Tomasz Bielak na wystawie prezentuje nowy cykl obrazów, w których – na charakterystycznych dla jego malarstwa i znanych już z poprzednich realizacji neutralnych, abstrakcyjnych tłach – przedstawił wizerunki postaci, głównie kobiecych. Artysta odnajduje swoich bohaterów i bohaterki na starych reportażowych fotografiach. Zwykle są to amatorskie zdjęcia przedstawiające zwyczajne, nikomu nieznane osoby. Możemy na nich odnaleźć kobiety przypatrujące się jakiemuś wydarzeniu, przedstawicielki i przedstawicieli różnych zawodów – robotnice z fabryk, pracowników dawnych laboratoriów. Bielak dekontekstualizuje postaci, pomija miejsce wydarzeń, wyjmuje z dłoni przedmioty, którymi się pierwotnie posługiwały, jednocześnie nie zmieniając wiele w ekspresji gestów i mimice twarzy. Gesty zawieszone w próżni tracą sens, postaci zwracają się do nieistniejących rozmówców, zastygają w bezruchu nad bezcelową czynnością. Malarz nie ogranicza się jednak do przeniesienia wiernie skopiowanych postaci w nową abstrakcyjną przestrzeń. Za pomocą form malarskich raz po raz przekracza płynną granicę pomiędzy figuratywnością a abstrakcją. Rzeczywistość staje się dla Bielaka wyłącznie impulsem, istotne dla niego są nastrój i aura, którą dostrzega w dawnych fotografiach i którą stara się przenieść do swoich obrazów. Jest w tym pewna gra z przekonaniem Waltera Benjamina o tym, że aura związana jest wyłącznie z autentycznością stworzoną przez nierozerwalność dzieła z miejscem i czasem. Bielak jest artystą sentymentalnym, jego wybory determinuje nostalgia, namysł nad przemijaniem, a także uważna obserwacja przeszłości, którą artysta próbuje w jakiś sposób przechować w nowej malarskiej formie.

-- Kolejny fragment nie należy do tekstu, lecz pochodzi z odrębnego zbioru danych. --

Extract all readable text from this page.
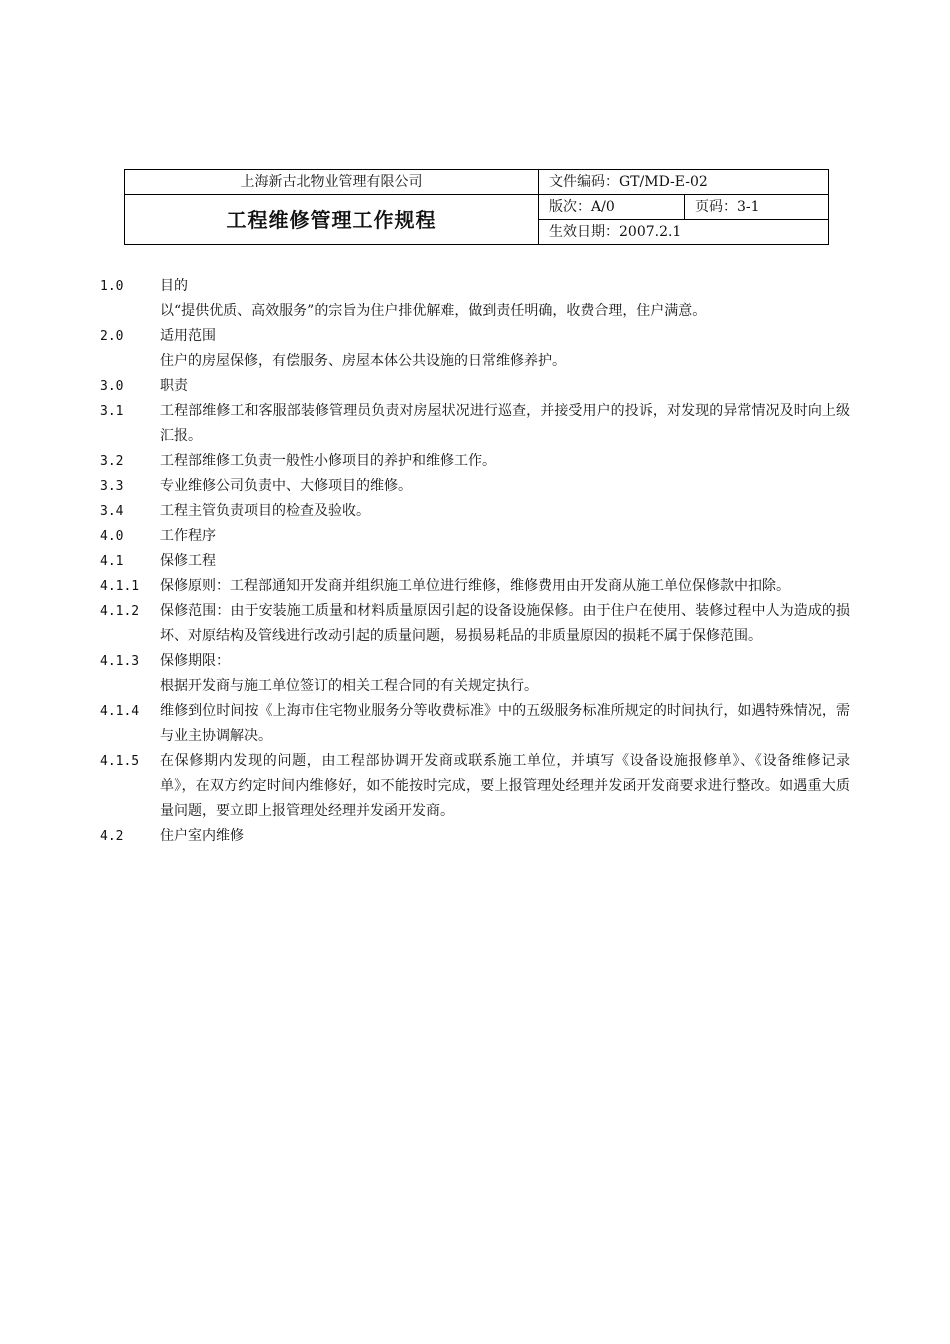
上海新古北物业管理有限公司	文件编码：GT/MD-E-02	
工程维修管理工作规程	版次：A/0	页码：3-1
	生效日期：2007.2.1	
1.0	目的
以“提供优质、高效服务”的宗旨为住户排优解难，做到责任明确，收费合理，住户满意。
2.0	适用范围
住户的房屋保修，有偿服务、房屋本体公共设施的日常维修养护。
3.0	职责
3.1	工程部维修工和客服部装修管理员负责对房屋状况进行巡查，并接受用户的投诉，对发现的异常情况及时向上级汇报。
3.2	工程部维修工负责一般性小修项目的养护和维修工作。
3.3	专业维修公司负责中、大修项目的维修。
3.4	工程主管负责项目的检查及验收。
4.0	工作程序
4.1	保修工程
4.1.1	保修原则：工程部通知开发商并组织施工单位进行维修，维修费用由开发商从施工单位保修款中扣除。
4.1.2	保修范围：由于安装施工质量和材料质量原因引起的设备设施保修。由于住户在使用、装修过程中人为造成的损坏、对原结构及管线进行改动引起的质量问题，易损易耗品的非质量原因的损耗不属于保修范围。
4.1.3	保修期限：
根据开发商与施工单位签订的相关工程合同的有关规定执行。
4.1.4	维修到位时间按《上海市住宅物业服务分等收费标准》中的五级服务标准所规定的时间执行，如遇特殊情况，需与业主协调解决。
4.1.5	在保修期内发现的问题，由工程部协调开发商或联系施工单位，并填写《设备设施报修单》、《设备维修记录单》，在双方约定时间内维修好，如不能按时完成，要上报管理处经理并发函开发商要求进行整改。如遇重大质量问题，要立即上报管理处经理并发函开发商。
4.2	住户室内维修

Każdy z artystów biorących udział w wystawie znalazł inny, lecz zawsze interesujący i niezwykle pociągający, sposób przekształcania rzeczywistości. Analizując problemy i koncepcje artystyczne prezentowane przez tych trzech malarzy, łatwo ulec pokusie uszeregowania ich twórczości w porządku linearnym i interpretowania jej w zależności od nasilania się konkretnych cech sztuki współczesnej. Jednak jest to pragnienie zwodnicze i ostatecznie zgubne, gdyż porządek ten raz po raz jest przez artystów burzony. Schematy przestają obowiązywać w zależności od tego, jakie formy malarskiego wyrazu przyjdzie nam rozpatrywać: kolor, kompozycję, ekspresję gestu malarskiego. Granice przebiegają w zupełnie innych miejscach, niż próbujemy je wytyczyć. W związku z tym na wystawie zaprezentowane zostały także obrazy, które czasami w przewrotny sposób odbiegają od tego, co można uważać za typowe dla twórczości Bielaka, Ciężkiego i Tomana.
(Tekst: Aleksandra Skrabek)
Tomasz Bielak, Jakub Ciężki, Sławomir Toman – Sick of Reality
Kuratorka: Aleksandra Skrabek
Wernisaż: 23 marca 2018 roku o godzinie 19.00
Od 23 marca do 6 maja 2018 roku
Galeria Labirynt w Lublinie
1 komentarz
Nie mogę się doczekać!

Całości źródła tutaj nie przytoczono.